When myself and my partner are both women, we are inherently breaking from heteronormativity just by the fact that we are both women.
Arguing that butch/femme reproduces compulsory heterosexual gender roles assumes that heterosexual gender roles ARE the source, and the norm, from whence butch/femme came. What if all of these gender roles are pulling from a different force – say, some sort of universal life-force, uniquely expressed in a wide variety of ways?
Sometimes butch/femme roles ARE a reproduction of heterosexuality, and that is where trouble comes into my paradise. If only they never were. That is absolutely one of the reasons why it was extremely difficult for me to come to a butch identity – because I’d grown up believing that gender roles were confining, and limiting. But they don’t have to be. I’m working on the details of that argument, but – for now – it’s similar to how a poetic form can actually liberate a poem, or an idea, rather than limit the expression of it.

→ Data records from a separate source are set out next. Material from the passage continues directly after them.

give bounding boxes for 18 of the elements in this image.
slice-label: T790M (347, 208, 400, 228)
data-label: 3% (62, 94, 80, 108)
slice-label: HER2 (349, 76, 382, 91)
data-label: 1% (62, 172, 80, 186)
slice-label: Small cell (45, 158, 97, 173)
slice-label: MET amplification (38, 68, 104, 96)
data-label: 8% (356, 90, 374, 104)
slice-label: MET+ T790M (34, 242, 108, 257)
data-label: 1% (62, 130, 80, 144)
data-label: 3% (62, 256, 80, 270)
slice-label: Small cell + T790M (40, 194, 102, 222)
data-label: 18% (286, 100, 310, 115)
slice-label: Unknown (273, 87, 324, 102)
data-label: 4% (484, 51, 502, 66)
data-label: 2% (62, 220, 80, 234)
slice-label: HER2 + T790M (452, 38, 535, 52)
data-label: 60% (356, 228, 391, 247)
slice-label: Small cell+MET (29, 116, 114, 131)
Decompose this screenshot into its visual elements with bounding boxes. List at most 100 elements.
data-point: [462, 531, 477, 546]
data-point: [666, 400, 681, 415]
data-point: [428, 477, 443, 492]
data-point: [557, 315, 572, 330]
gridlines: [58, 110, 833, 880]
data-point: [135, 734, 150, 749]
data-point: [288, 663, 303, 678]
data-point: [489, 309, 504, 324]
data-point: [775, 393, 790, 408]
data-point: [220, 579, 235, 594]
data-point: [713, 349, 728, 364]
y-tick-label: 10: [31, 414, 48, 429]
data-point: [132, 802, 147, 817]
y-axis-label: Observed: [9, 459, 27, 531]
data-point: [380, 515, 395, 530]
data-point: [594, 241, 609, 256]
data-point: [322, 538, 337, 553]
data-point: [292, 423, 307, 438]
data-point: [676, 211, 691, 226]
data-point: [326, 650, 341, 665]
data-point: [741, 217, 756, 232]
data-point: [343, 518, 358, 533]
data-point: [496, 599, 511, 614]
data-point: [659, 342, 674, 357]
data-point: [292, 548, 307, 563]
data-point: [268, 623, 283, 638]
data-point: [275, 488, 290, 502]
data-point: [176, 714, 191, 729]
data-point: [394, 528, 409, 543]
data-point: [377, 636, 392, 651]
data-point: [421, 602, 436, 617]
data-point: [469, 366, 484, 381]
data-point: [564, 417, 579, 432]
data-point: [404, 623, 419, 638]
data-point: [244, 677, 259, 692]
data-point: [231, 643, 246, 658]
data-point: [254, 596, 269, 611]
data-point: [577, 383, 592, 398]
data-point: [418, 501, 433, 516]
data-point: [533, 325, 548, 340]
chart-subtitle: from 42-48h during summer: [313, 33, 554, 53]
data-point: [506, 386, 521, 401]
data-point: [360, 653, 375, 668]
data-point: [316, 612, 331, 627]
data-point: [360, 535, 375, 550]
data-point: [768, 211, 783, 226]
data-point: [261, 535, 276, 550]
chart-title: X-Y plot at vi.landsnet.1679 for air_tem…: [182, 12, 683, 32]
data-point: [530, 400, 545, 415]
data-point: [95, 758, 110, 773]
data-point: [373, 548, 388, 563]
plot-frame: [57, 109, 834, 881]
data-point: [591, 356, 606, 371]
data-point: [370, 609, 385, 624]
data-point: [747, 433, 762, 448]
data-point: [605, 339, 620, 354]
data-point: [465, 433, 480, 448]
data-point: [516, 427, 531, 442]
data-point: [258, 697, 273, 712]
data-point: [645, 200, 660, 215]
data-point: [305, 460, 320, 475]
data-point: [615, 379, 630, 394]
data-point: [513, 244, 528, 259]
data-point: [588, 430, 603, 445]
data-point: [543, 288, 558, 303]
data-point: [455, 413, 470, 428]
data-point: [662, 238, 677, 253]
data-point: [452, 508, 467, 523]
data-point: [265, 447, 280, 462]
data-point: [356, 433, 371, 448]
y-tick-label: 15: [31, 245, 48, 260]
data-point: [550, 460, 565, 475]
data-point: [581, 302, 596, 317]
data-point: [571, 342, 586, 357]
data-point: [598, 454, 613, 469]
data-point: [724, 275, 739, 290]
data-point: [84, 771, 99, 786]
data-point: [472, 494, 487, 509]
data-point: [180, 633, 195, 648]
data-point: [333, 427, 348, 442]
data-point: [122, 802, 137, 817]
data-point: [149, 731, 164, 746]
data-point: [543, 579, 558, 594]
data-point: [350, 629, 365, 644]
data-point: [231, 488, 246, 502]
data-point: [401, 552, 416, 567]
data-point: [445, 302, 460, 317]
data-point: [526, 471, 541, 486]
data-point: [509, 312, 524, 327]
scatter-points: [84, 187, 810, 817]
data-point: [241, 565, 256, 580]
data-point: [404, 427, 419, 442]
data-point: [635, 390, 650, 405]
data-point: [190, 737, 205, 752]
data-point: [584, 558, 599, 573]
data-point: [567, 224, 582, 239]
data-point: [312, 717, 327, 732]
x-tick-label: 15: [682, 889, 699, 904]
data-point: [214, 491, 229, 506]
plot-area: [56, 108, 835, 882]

I don’t like the argument that we should be “beyond roles” or beyond definition. Defining ourselves gives us power, and language, to articulate who we are. The problems arise when we are confined to the definitions, when we can no longer re-make or re-claim the words to accurately describe ourselves, or when we grow and move and change and are holding on to something that is no longer true. Categories should never be so rigid that there is not room to manouver inside of them.
Claiming a particular label or gender identity or expression also situates me within a particular history. There is a heritage of women who refused to be confined to femininity, many of them butches in the queer community. And I come from them. They are my heritage, I am part of that lineage, I want to claim and celebrate and align myself with what they did, because I am so fucken lucky to be sitting in a corporate office in midtown Manhattan, with my boycut #4 and my polo shirt, black boy slacks and loafers, Hanes briefs and a pocketwatch, wearing Old Spice and American Crew pomade, and my coworkers don’t care. I claim that heritage by claiming my identity to be butch. I stand on their shoulders. I am not alone here.
Gender, for me, is an expression of my sense of self as played onto my body, but it is also a sex toy. It is a way that I play and have fun and enhance the friction and traction between myself and my lover. It’s about contrast, holding myself up against someone else to see where we overlap, where we divide, where we collide.